During the trial, patients were divided into four groups: A control group received traditional, office-based care; another group was given WellDoc coaching and a secure Web portal so they could communicate with their physicians; a third group used the WellDoc system and their doctors could see data that the patients entered; and a fourth group used WellDoc and worked with physicians who had clinical decision support that linked data to standards of care and evidence-based care guidelines.
All patients in the study used glucose meters. Those in the three experimental groups also received mobile phones with service and data plans, plus the WellDoc mobile diabetes management software that delivered more than 1,000 self-management messages, as specified by an algorithm that considered factors such as blood-glucose levels, medications, and carbohydrate consumption. The Web portal included personal health records for reporting diabetes-related information such as test results.
[ Wearable devices equipped with sensors and Web connections help consumers track health and fitness. Take a look at what's possible now. 10 Wearable Devices To Keep Patients Healthy. ]
The study, which was published in the September 2011 issue of the journal Diabetes Care, found that the group whose doctors had access to clinical decision support saw their A1c levels decline by 1.9 percentage points, while patients in the control group had a median reduction of only 0.7 percentage points. Patients in intermediate groups, who also used the WellDoc system, likewise saw significantly better blood glucose readings, when compared to the control group.
A more recent mobile technology experiment reported in the Archives of Internal Medicine also emphasized the value of good research support.
Bonnie Spring, a researcher at Northwestern University, along with colleagues from several other universities, gave more than 200 adults with poor nutritional habits and a sedentary lifestyle Palm Pilots loaded with nutritional software and tools to monitor food intake.

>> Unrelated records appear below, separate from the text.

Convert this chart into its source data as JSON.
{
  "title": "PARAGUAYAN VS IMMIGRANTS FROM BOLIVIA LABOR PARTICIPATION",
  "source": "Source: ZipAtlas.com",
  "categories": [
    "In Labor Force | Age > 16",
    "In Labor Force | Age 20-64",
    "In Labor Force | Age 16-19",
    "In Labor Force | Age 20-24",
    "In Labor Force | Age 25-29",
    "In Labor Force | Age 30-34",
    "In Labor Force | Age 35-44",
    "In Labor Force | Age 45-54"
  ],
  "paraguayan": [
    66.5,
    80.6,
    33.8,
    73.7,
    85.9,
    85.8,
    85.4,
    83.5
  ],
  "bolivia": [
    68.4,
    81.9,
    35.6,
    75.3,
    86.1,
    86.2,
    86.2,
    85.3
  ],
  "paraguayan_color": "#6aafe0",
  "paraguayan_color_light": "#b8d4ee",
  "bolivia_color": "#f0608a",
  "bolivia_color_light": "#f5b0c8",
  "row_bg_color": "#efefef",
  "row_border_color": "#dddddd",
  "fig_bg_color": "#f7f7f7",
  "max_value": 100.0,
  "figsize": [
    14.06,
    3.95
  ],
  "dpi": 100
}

Using CyberSoft's Nutribase software and accelerometers, which patients wear to track physical activity, subjects monitored their activity level, along with their intake of saturated fat, fruits, and vegetables. They also received coaching via phone and email from trained assistants on how to improve their nutrition and exercise habits.
The "mobile therapy" worked. Patients more than tripled their daily fruits and vegetables, and sedentary leisure activities significantly decreased. Mobile tools like this can have a major impact on patient outcomes because they serve as "physician extenders."
Given the limited amount of time the average physician has to see patients, it's impossible to provide the kind of detailed lifestyle advice so urgently needed by many patients with nutrition- and obesity-related disorders. Prescribing these kinds of research-driven mobile interventions can have a real impact on quality of care and costs.